The world’s unemployment rate spiked in 2020 due to the novel coronavirus pandemic and the unprecedented social distancing measures that government officials have enacted to try to slow its spread.
Through no fault of their own, millions of Africans have suddenly found themselves out of work, and the unemployment rate continues to grow as of December. This is especially affecting people who interact with customers face-to-face: bartenders, waiters, retail sales personnel, hotel staff, and many, many others.
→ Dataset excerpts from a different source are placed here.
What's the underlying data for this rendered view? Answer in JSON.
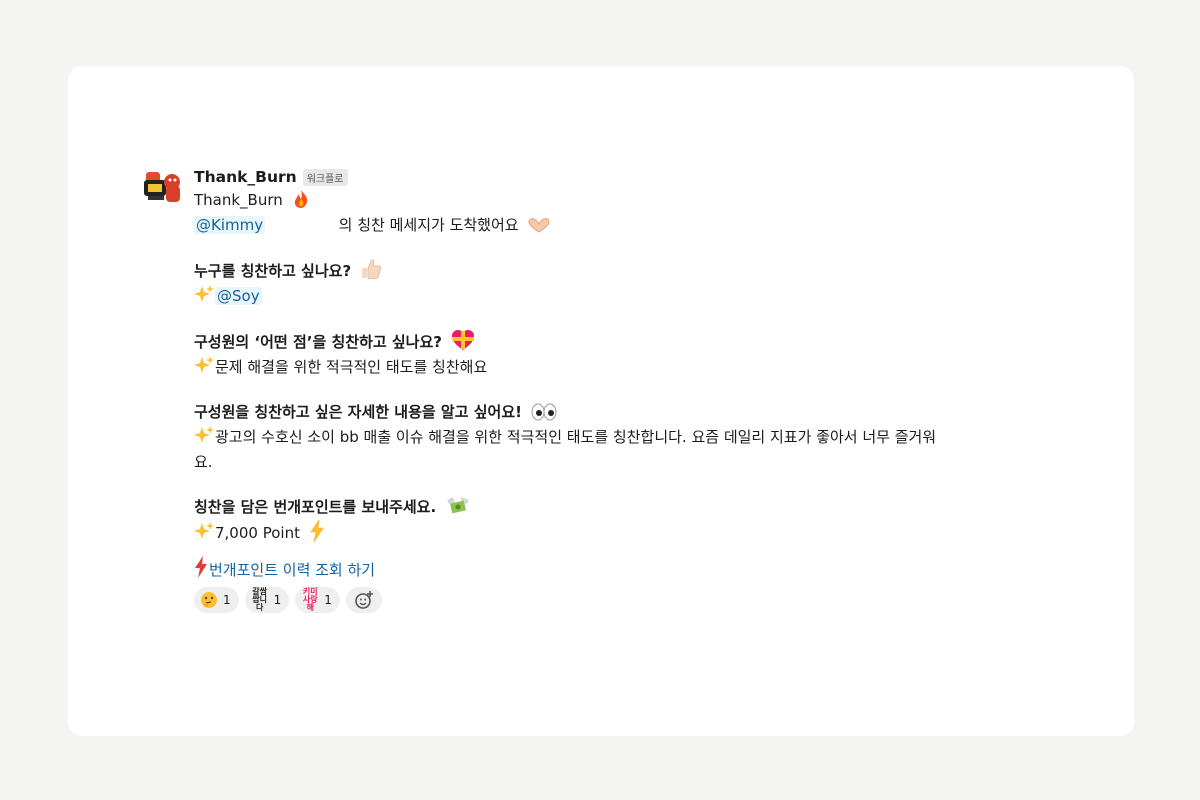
{
  "message": {
    "sender": "Thank_Burn",
    "badge": "워크플로",
    "line1": "Thank_Burn",
    "mention_kimmy": "@Kimmy",
    "line2_text": "의 칭찬 메세지가 도착했어요",
    "q1": "누구를 칭찬하고 싶나요?",
    "a1_mention": "@Soy",
    "q2": "구성원의 ‘어떤 점’을 칭찬하고 싶나요?",
    "a2": "문제 해결을 위한 적극적인 태도를 칭찬해요",
    "q3": "구성원을 칭찬하고 싶은 자세한 내용을 알고 싶어요!",
    "a3": "광고의 수호신 소이 bb 매출 이슈 해결을 위한 적극적인 태도를 칭찬합니다. 요즘 데일리 지표가 좋아서 너무 즐거워요.",
    "q4": "칭찬을 담은 번개포인트를 보내주세요.",
    "a4": "7,000 Point",
    "link": "번개포인트 이력 조회 하기"
  },
  "reactions": [
    {
      "icon": "thinking-face-icon",
      "count": "1"
    },
    {
      "icon_text": "갈쌈\n쌉니다",
      "count": "1"
    },
    {
      "icon_text": "키미\n사랑해",
      "count": "1"
    }
  ],
  "icons": {
    "fire": "fire-icon",
    "hands_heart": "heart-hands-icon",
    "thumbs_up": "thumbs-up-icon",
    "sparkles": "sparkles-icon",
    "heart_ribbon": "heart-with-ribbon-icon",
    "eyes": "eyes-icon",
    "money_wings": "money-with-wings-icon",
    "zap": "high-voltage-icon",
    "lightning_red": "red-lightning-icon",
    "add_reaction": "add-reaction-icon"
  },
  "colors": {
    "link": "#1264a3",
    "mention_bg": "#e8f5fa",
    "reaction_bg": "#efefef",
    "card_bg": "#ffffff",
    "page_bg": "#f4f4f3"
  }
}
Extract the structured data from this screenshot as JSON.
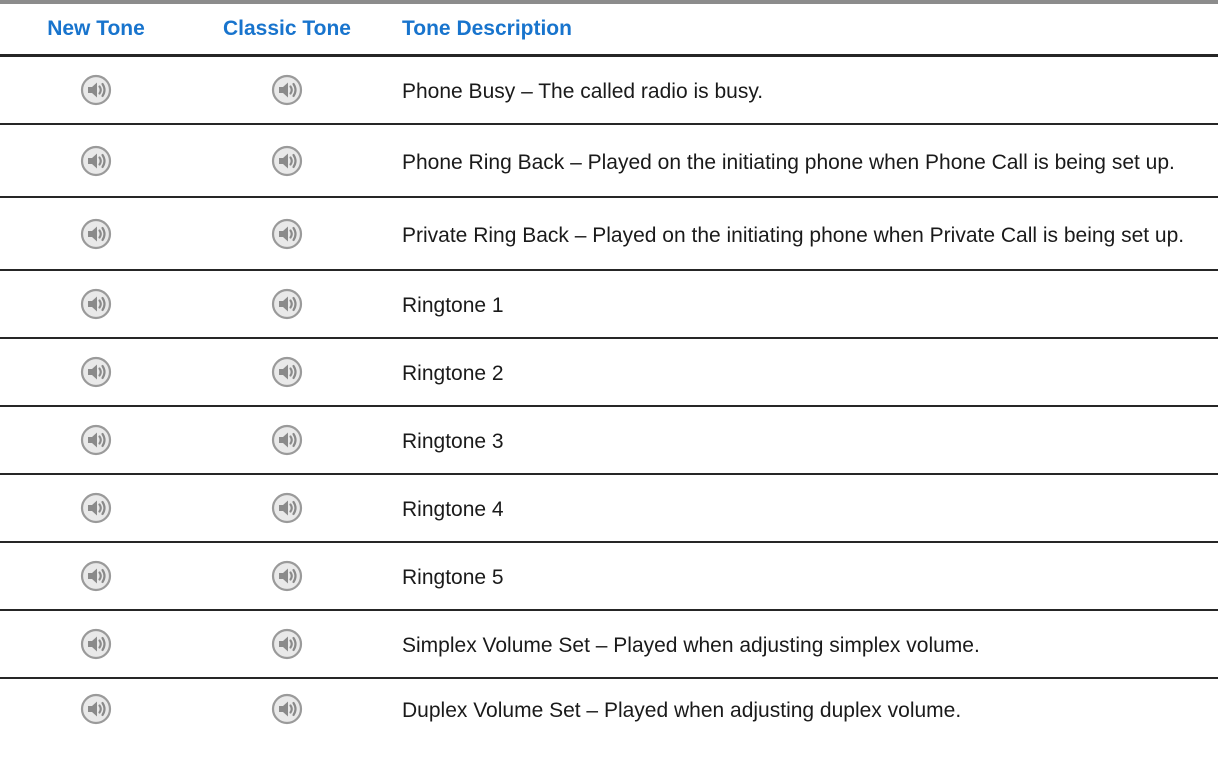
{
  "table": {
    "headers": {
      "new_tone": "New Tone",
      "classic_tone": "Classic Tone",
      "description": "Tone Description"
    },
    "rows": [
      {
        "description": "Phone Busy – The called radio is busy.",
        "lines": 1
      },
      {
        "description": "Phone Ring Back – Played on the initiating phone when Phone Call is being set up.",
        "lines": 2
      },
      {
        "description": "Private Ring Back – Played on the initiating phone when Private Call is being set up.",
        "lines": 2
      },
      {
        "description": "Ringtone 1",
        "lines": 1
      },
      {
        "description": "Ringtone 2",
        "lines": 1
      },
      {
        "description": "Ringtone 3",
        "lines": 1
      },
      {
        "description": "Ringtone 4",
        "lines": 1
      },
      {
        "description": "Ringtone 5",
        "lines": 1
      },
      {
        "description": "Simplex Volume Set – Played when adjusting simplex volume.",
        "lines": 1
      },
      {
        "description": "Duplex Volume Set – Played when adjusting duplex volume.",
        "lines": 1
      }
    ],
    "icon": "speaker-play-icon",
    "colors": {
      "header_text": "#1874cd",
      "top_rule": "#8c8c8c",
      "row_rule": "#262626",
      "icon_gray": "#9a9a9a"
    }
  }
}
The implications are massive – for individuals, companies, and our entire society.
Managing debt while you’re unemployed adds a layer of stress to difficult circumstances. But skipping payments will lead to more trouble in the future, including a shattered credit score if you reside in a developed country.
Ask your credit card companies for help during these uncertainties, which could come in the form of lowered interest rates, reduced monthly payments, or a temporary break from payments. All of these options can help you continue to pay down credit card debt even on a strict budget.
You also can get help negotiating with creditors from a nonprofit credit counseling agency. But take caution when looking into certain debt-relief options, including debt settlement. Here are five (5) tips you need to know about handling the credit card debt loophole if you’re unemployed.
- File for unemployment benefits as soon as possible.
- Contact your credit card issuers and other lenders if you’re having trouble keeping up with your bills. Many card issuers are offering relief in the form of fee waivers and deferred payments. Ideally, you’ll be able to do so without incurring additional interest, so ask about that.
- Protect your credit score, too. Lender-approved modifications such as skipping a payment should not hurt your credit, nor should more formal forbearance and disaster notations on your credit file.
- Avoid Adding to Your Debt. It may be tempting to use credit cards to pay for essentials when you’re not earning income. But dealing with an unexpected period of unemployment is an example of why it’s so important to maintain an emergency fund.
- Create a Monthly Budget. While unemployed, make a budget that you’ll stick to. This can help you spend as little as possible while ensuring you meet your monthly obligations.